Providing customers with a high level of service availability at a low cost is imperative in today's business computing environment. Meeting this goal requires corporations to establish the right availability objectives to meet their business needs, to track the level of availability attained by their application servers, and to take quick corrective action when falling below those objectives. Establishing and achieving the right level of availability is critical. If the service availability is low, there will be a very definite cost in terms of lost revenue as well as in opportunity and customer goodwill costs. If the business is providing a higher level of availability than that required, say striving for 99.99% availability on a 24×7 basis, when the business really only requires 8×5, then the business is incurring a higher cost than necessary in terms of hardware, software, and operations overhead to meet the additional—and unneeded—level of availability. In a very competitive business world it is critical for companies to be able to determine and achieve the right level of availability to meet their business needs, no more and certainly no less.
Yet today many businesses do not have service reliability and availability objectives set in accordance with their business needs, and furthermore they do not have accurate measurements to characterize either their long term (i.e., non-real time) availability or their areas for improvement. Even when objectives are set and reliability data are collected, accurately analyzing and interpreting the results are difficult due to the need for specialized expertise which is often not available. The lack of specialized expertise can lead to improper interpretation of the data, and thus an incorrect estimation of the achieved service availability. If the level of service availability being delivered is incorrectly overestimated, the company's customers can become dissatisfied. If the level of availability is underestimated, the requested improvements, to achieve the desired objective, are unnecessary.
Today, many companies depend on their ticketing systems to determine server availability by looking at the time the system went down and the time the problem was resolved and the system brought back into operation. While ticketing systems can be a rich source of individual failure troubleshooting data, the timing values recorded by the operations staff are often inaccurate, especially when considering the level of accuracy required for these types of measurements (e.g., 99.999% availability is only 5 minutes of downtime a year). The degree of inaccuracy varies from event to event and occurs for many reasons, including unwillingness to document all of the work if the right troubleshooting steps were not taken, and the business of the staff was during the time of the failure, sometimes not closing the ticket for hours or even days after resolution.

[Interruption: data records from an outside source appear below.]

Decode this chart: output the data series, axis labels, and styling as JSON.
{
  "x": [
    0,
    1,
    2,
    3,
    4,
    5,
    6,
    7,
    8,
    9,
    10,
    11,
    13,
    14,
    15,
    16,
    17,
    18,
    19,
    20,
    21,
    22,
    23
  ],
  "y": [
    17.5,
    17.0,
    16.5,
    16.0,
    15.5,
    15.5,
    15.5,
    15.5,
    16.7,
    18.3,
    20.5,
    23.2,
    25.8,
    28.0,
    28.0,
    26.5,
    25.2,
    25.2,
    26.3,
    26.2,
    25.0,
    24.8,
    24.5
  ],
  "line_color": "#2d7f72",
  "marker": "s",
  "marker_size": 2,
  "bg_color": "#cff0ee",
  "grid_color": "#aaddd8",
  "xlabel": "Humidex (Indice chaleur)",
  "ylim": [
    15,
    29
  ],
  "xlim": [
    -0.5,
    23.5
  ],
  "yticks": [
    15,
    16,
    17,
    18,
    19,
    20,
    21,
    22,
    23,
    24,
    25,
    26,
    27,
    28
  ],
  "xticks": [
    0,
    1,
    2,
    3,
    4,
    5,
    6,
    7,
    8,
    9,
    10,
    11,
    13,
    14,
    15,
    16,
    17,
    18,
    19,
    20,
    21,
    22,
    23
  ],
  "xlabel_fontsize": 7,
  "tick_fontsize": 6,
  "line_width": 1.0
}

For web-facing services, many companies depend on outside tools or services that provide availability monitoring through the network or Internet. These tools and services, which ping a particular application and measure its ability to respond within a specified amount of time, can provide a good measurement of availability from a user's perspective. However they do not provide an accurate measure of availability if their polling rate (i.e., the frequency with which they ping the web servers) is insufficient to measure the desired level of accuracy (e.g., pinging a server every 15 minutes is certainly insufficient for measuring 99.999% availability).
Even in cases where the polling frequency is appropriate, these measurement tools do not provide insight into what portion of the system is at fault when there is a failure or even the frequency of server shutdowns (i.e., the reliability of the servers) making it difficult to troubleshoot problems and improve results. In addition, the tools do not provide insight into the cost of maintaining a given level of availability, that is, into the amount of work required by the operations staff to meet the objectives. For example, when pinging a web-server farm, the tools do not usually know which server is responding behind the load balancing technology in use. The responding server may or may not change between service pings making it very hard to determine individual server behavior.